Dalton-Whitfield charter panel to hire UGA experts

Dalton-Whitfield charter panel to hire UGA experts

July 21st, 2011 by Mariann Martin in News

DALTON, Ga. - Members of the commission studying the merger of Dalton and Whitfield County governments voted Wednesday to spend nearly $20,000 on experts and studies from the University of Georgia.

The vote came during the charter commission's third meeting, which included extensive discussion but also uncertainty about the best way to proceed.

Because the commission does not have an operating budget, city and county officials must approve the money to pay UGA's Carl Vinson Institute of Government.

During the commission's weekly meeting, County Commission Chairman and charter commission member Mike Babb was the first to speak up in support of using the institute.

"We are floundering," Babb said. "We need someone to keep us on track, to keep us oriented and going in the right direction."

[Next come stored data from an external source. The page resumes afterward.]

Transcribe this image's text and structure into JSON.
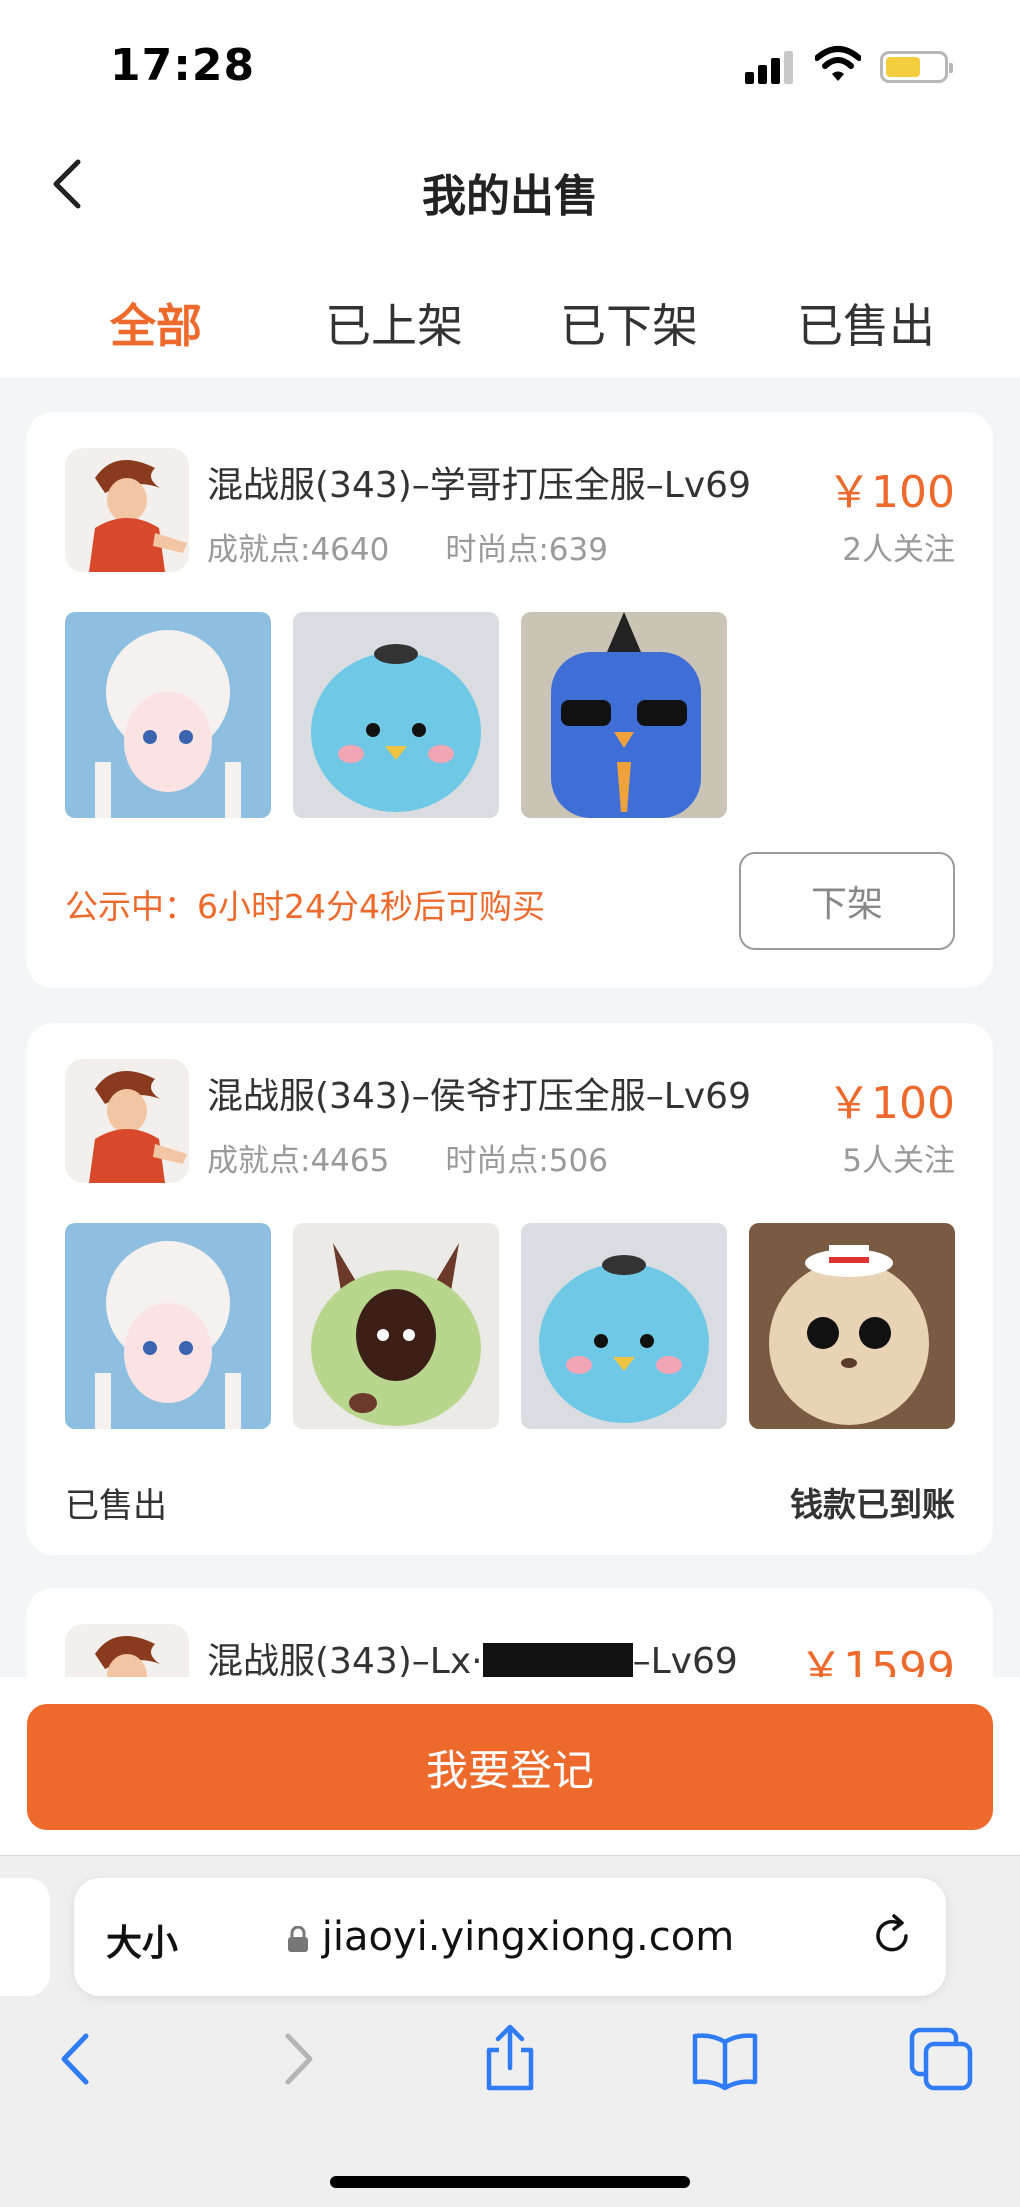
{
  "status_bar": {
    "time": "17:28"
  },
  "nav": {
    "title": "我的出售"
  },
  "tabs": [
    {
      "label": "全部",
      "active": true
    },
    {
      "label": "已上架",
      "active": false
    },
    {
      "label": "已下架",
      "active": false
    },
    {
      "label": "已售出",
      "active": false
    }
  ],
  "listings": [
    {
      "title": "混战服(343)–学哥打压全服–Lv69",
      "price": "￥100",
      "achievement": "成就点:4640",
      "fashion": "时尚点:639",
      "followers": "2人关注",
      "notice": "公示中：6小时24分4秒后可购买",
      "action_label": "下架"
    },
    {
      "title": "混战服(343)–侯爷打压全服–Lv69",
      "price": "￥100",
      "achievement": "成就点:4465",
      "fashion": "时尚点:506",
      "followers": "5人关注",
      "status": "已售出",
      "payment": "钱款已到账"
    },
    {
      "title_prefix": "混战服(343)–Lx·",
      "title_suffix": "–Lv69",
      "price": "￥1599"
    }
  ],
  "register_button": "我要登记",
  "browser": {
    "text_size": "大小",
    "url": "jiaoyi.yingxiong.com"
  },
  "colors": {
    "accent": "#ee6a2c",
    "ios_blue": "#2f7cf6"
  }
}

Several other members agreed.

"It's a daunting task," Phil Neff said. "This is an opportunity to take a serious look at what will benefit the citizens and what we can change that will be beneficial to this community."

During the meeting, the commission also heard from two government departments that already are consolidated.

County Engineer Kent Benson said the consolidation of the city and county building and zoning departments eliminated four positions and simplified the process of obtaining building permits.

"I would say we had one of the simplest of all departments to consolidate, but we still had some challenges," Benson said.

The consolidation took place in 2009, with the departments eliminating all their positions and creating a new staff of six positions replacing the city's four positions and the county's six. Employees in the two departments reapplied for the new jobs.

The departments also consolidated databases and reworked ordinances that were not the same.

The six people are managing the department, but Benson said the county has much less construction than it did in the 1990s and early 2000s.

In addition to savings, the consolidation means builders who have property in the county and city can work through one department, Benson said.

The Solid Waste Authority has been consolidated in an intergovernmental agreement since the 1970s and changed to an authority in 1995. The authority manages both county and city waste, although the city still operates a curbside garbage collection and recycling program.